Se è vero che il pubblico ministero Giuseppe De Nozza aveva chiesto nel processo per la morte del 19enne Paolo Stasi l’ergastolo per il 22enne Cristian Candita, colpevole di aver accompagnato il 9 novembre 2022 l’allora minorenne L.B ad uccidere Stasi, sorprende tuttavia come la corte giudicante, presieduta da Maurizio Saso possa aver, sia pure al termine di una lunga camera di consiglio, emanato un dispositivo di sentenza che accoglie le richieste del pm.
Ergastolo, con isolamento diurno di un anno (più una provvisionale di 200 mila euro a testa per i genitori e la sorella della vittima) per Candita, con l’accusa di concorso in omicidio, con l’aggravante della premeditazione e dei futili motivi: questo è quanto stato decretato dalla Corte, prima che la stessa pubblichi le motivazioni della sentenza.
Una sentenza che definiamo inconcepibile per una serie di motivi, il più lampante dei quali è che la giustizia italiana possa riconoscere una pena tutto sommato moderata, al responsabile e reo confesso dell’omicidio, di 20 anni ridotti a 16 in secondo grado, per il solo fatto che egli fosse minorenne, per pochi mesi ancora, all’epoca dei fatti.

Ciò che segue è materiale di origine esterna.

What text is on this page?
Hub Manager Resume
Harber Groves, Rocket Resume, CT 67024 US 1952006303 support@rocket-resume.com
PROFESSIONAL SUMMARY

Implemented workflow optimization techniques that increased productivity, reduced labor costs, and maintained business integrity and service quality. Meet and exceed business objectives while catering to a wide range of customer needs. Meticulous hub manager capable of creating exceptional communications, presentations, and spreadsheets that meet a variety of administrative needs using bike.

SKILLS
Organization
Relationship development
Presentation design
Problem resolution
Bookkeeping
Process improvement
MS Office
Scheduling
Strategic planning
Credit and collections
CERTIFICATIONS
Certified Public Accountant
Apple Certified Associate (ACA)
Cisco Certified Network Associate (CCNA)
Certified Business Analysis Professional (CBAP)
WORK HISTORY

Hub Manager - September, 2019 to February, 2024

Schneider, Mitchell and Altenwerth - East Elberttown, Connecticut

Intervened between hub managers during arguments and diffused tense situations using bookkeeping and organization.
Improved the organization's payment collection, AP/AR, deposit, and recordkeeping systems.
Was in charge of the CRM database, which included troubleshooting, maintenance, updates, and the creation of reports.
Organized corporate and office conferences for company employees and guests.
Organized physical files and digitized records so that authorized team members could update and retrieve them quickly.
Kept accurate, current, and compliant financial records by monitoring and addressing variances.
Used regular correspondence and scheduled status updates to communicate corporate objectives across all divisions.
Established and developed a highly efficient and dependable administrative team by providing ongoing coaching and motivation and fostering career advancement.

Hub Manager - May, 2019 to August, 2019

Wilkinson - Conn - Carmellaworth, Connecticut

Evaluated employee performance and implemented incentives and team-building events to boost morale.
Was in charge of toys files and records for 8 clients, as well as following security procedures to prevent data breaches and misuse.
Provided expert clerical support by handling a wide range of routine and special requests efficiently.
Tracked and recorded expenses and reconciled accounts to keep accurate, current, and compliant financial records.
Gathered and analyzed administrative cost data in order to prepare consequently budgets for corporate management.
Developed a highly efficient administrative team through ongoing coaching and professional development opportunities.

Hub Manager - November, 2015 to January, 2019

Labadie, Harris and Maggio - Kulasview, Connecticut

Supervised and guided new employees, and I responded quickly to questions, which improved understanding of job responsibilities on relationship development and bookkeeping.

Al tempo stesso, in maniera inversamente proporzionale alle responsabilità oggettive, punisce con l’ergastolo chi abbia avuto l’infelicissima idea di accompagnare l’amico a vendicarsi per il debito di droga, 5 mila euro, che Paolo Stasi aveva contratto nei suoi confronti.
Che vi fosse la premeditazione di uccidere Stasi, non si evince in maniera inequivocabile dalle intercettazioni e dalla ricostruzione della vicenda, ma ancora, il soggetto animato da voglia di rivalsa nei confronti di Stasi, era il minorenne, che certamente aveva riferito a Candita di volerlo colpire alle gambe con la propria pistola, e che poi i colpi diretti al petto siano partiti perché Stasi avrebbe cercato di respingerlo chiudendo il portone della sua abitazione.
In sostanza, si attribuisce un “fine pena mai” a chi, pur essendo anch’egli molto giovane, sebbene già maggiorenne da qualche anno, accompagna l’amico ancora minorenne a compiere quello che doveva essere “solo” un avvertimento, e si alleggerisce in maniera fin troppo dolce la responsabilità oggettiva di un soggetto che ha ucciso. La sproporzione è evidente.
E se pure vogliamo tenere fermi i principi giuridici inscritti nel riconoscimento delle attenuanti date dalla minore età, non si può non vedere che sull’accompagnatore non vi sia un uguale bilanciamento fra responsabilità oggettive nella vicenda e pena comminata.
Giova inoltre ricordare come la vicenda si inquadri all’interno di un giro di spaccio, della quale la stessa povera vittima era parte attiva, assieme alla madre, la quale è stata invece assolta quest’oggi dall’accusa di aver cooperato con il figlio Paolo nella preparazione delle dosi da vendere sulla piazza francavillese.
Per lei era stato lo stesso pm De Nozza a chiedere l’assoluzione. Ci potrebbe stare anche questo, visto che, come si dice in questi casi, quella madre sta già scontando una pena enorme. Ma di nuovo, come si fa a non notare come si tratti di un caso di giustizia strabica?
L’avvocato dell’imputato, Maurizio Campanino, ha subito preannunciato di voler fare ricorso in Appello.